Research

Research Experience:

On the Separability of Classes with the Cross-Entropy Loss Function (Jan ‘19 - May ‘19)
Guide : Prof. Subhasis Chaudhuri, EE Department, IIT Bombay
- Analysis of the separability of classes attained with the cross-entropy loss function for classification problems by theoretically analyzing the intra-class distance and inter-class distance (i.e. the distance between any two points belonging to the same class and different classes, respectively) in the feature space, i.e. the space of representations learned by neural networks.
- Specifically, considered an arbitrary network architecture having a fully connected final layer with Softmax activation and trained using the cross-entropy loss. Derived expressions for the value and the distribution of the squared L2 norm of the product of a network dependent matrix and a random intra-class and inter-class distance vector (i.e. the vector between any two points belonging to the same class and different classes), respectively, in the learned feature space (or the transformation of the original data) just before Softmax activation, as a function of the cross-entropy loss value.
- Main result of the analysis is the derivation of a lower bound for the probability with which the inter-class distance is more than the intra-class distance in this feature space, as a function of the loss value. As per intuition, the probability with which the inter-class distance is more than the intra-class distance decreases as the loss value increases, i.e. the classes are better separated when the loss value is low.
- First theoretical work trying to explain the separability of classes in the feature space learned by neural networks trained with the cross-entropy loss function. Paper submitted to NeurIPS 2019.
Extremal Eigenvalue Analysis of the Hessian and a Learning Rate Choice for Stochastic Gradient Descent (Jan ‘19 - June ‘19)
Guide : Prof. Subhasis Chaudhuri, EE Department, IIT Bombay
- Analysis of the extremal (maximum and minimum) eigenvalues of the Hessian matrix is of significance, especially for setting the learning rate/step-size in gradient based optimization algorithms and to gain insight about the performance of saddle point escaping algorithms.
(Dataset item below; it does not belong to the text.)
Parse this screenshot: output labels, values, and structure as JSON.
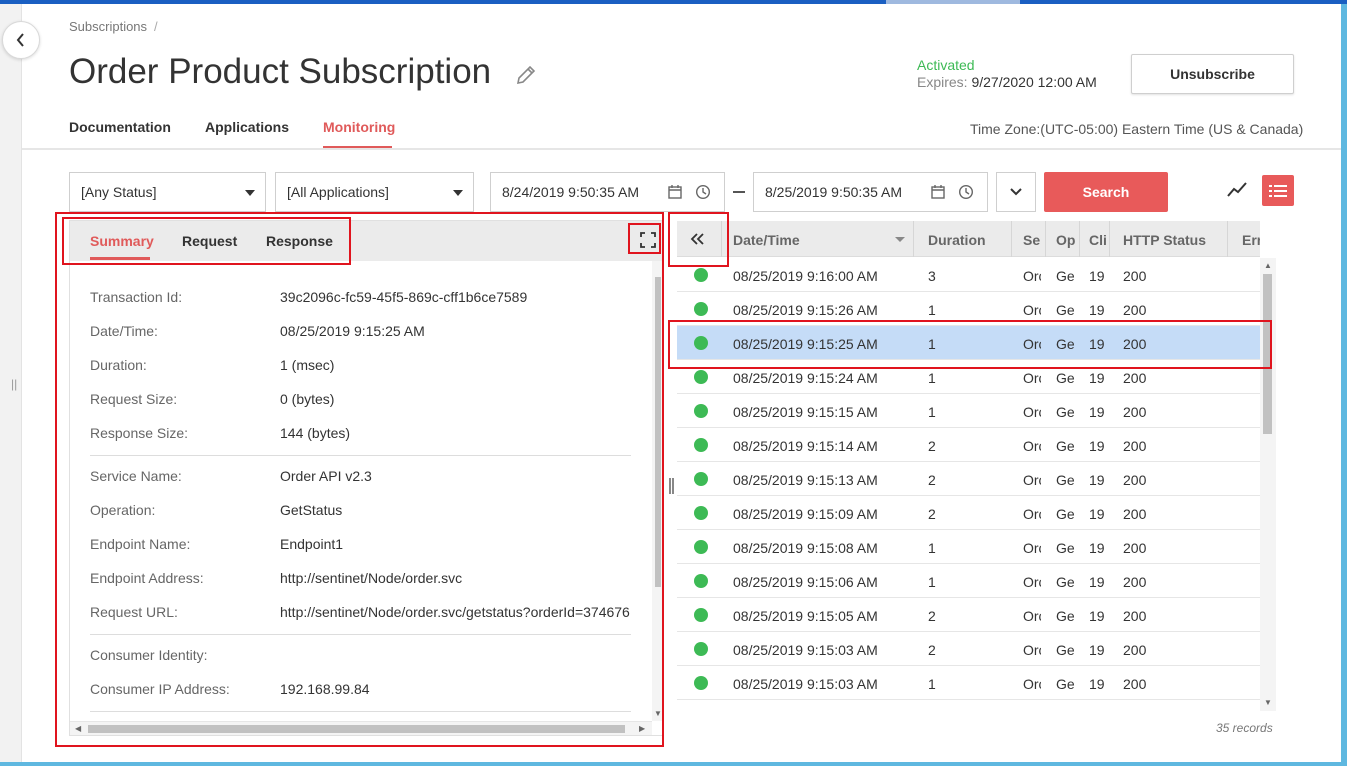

- In relation to this, presented a technique to obtain probabilistic bounds for the extremal eigenvalues of the Hessian at a point, as a function of the loss value at that point. The technique is based on matrix concentration inequalities and the computations are performed for a single hidden layer neural network with the cross-entropy loss function. In theory, the technique can be extended to more complicated architectures and loss functions, provided the Hessian obeys a certain structure.
- Secondly, proposed a method to automatically set the learning rate in mini-batch stochastic gradient descent, a core part of which, also relies on matrix concentration inequalities. Two schemes have been proposed - one in which the batch size is kept fixed and another one in which the batch size is increased with the number of epochs allowing us to choose much higher learning rates than those in the first scheme, potentially leading to faster training.
- Paper submitted to SIAM Journal on Mathematics of Data Science (SIMODS).
A Randomized Algorithm to Detect and Escape Saddle Points (Aug ‘18 - Mar ‘19)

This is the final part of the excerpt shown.